Accordingly, many mysophobes avoid touching the faucets after washing their hands, to prevent "re-contamination". By extension, if a mysophobe only have access to a still pool of reused water, their desire to wash their hands with it will be vastly reduced. In fact, their feelings on using this pool may well be an echo of the following expression on public baths, by the Emperor Marcus Aurelius:

"What is bathing when you think about it - oil, sweat, filth, greasy water, everything loathesome."

Fagan, Garrett G. Bathing in Public in the Roman World. University of Michigan Press, 2002.

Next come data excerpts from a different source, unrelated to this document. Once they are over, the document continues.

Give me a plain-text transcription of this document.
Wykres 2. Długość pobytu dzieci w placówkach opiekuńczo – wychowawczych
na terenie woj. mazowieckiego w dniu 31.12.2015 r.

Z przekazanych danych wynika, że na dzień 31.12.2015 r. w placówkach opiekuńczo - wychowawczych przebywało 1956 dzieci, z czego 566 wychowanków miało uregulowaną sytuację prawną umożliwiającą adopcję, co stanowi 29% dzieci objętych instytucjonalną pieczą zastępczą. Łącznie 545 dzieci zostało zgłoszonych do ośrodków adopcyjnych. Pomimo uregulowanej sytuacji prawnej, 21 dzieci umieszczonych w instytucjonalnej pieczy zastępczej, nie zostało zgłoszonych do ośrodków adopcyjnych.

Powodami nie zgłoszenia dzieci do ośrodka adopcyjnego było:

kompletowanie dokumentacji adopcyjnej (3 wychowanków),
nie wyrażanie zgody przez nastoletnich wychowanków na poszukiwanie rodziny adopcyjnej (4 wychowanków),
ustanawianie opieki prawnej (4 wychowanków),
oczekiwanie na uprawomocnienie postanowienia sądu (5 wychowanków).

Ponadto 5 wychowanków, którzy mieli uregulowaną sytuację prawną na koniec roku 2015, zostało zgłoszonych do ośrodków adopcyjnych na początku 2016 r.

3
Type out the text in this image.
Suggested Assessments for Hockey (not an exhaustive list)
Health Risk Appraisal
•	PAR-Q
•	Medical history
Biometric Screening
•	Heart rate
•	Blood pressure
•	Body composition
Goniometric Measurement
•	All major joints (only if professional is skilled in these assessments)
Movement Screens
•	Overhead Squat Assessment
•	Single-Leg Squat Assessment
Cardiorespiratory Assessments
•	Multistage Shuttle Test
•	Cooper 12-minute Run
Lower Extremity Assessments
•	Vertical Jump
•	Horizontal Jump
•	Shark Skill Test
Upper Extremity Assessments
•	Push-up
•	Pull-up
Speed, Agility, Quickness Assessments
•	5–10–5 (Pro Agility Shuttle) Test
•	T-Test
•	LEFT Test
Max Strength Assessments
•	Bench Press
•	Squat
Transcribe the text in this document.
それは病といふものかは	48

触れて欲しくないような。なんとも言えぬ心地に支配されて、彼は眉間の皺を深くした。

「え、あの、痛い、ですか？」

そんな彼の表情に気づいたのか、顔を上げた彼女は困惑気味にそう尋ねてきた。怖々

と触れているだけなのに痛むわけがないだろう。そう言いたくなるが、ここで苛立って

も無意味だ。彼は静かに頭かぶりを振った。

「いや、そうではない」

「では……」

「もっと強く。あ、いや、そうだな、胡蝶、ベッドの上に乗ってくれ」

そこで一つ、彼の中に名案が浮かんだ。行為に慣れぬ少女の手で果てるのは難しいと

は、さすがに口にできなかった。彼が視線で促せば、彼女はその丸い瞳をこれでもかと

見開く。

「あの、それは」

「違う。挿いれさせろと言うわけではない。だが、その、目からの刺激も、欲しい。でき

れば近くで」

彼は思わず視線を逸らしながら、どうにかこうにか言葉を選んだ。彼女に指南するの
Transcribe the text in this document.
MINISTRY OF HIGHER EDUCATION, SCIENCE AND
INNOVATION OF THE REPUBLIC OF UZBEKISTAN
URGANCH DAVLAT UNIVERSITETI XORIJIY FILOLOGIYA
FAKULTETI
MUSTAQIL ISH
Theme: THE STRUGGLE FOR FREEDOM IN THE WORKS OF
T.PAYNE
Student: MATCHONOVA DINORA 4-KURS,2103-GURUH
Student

People generally assume that Roman bathing means cleanliness, but the reality is that ancient hygiene falls far short of modern standards. What's clean to the Romans would not necessarily have to concur with our sensibilities. Hence, the popularity of baths among his contemporaries indicate Aurelius's disgust may well be a hint of mysophobia.

So yes, some kind of "germaphobe" most likely existed in the ancient world too. Before the age of tap water and hand sanitisers, it's just not necessarily going to fit all of the modern stereotypes associated with germaphobes.

Of course, we cannot remotely diagnose people dead for 2,000 years. Moreover, many people today develop coping mechanisms to deal with their compulsions. There's no reason to assume the same would not be true of the ancients.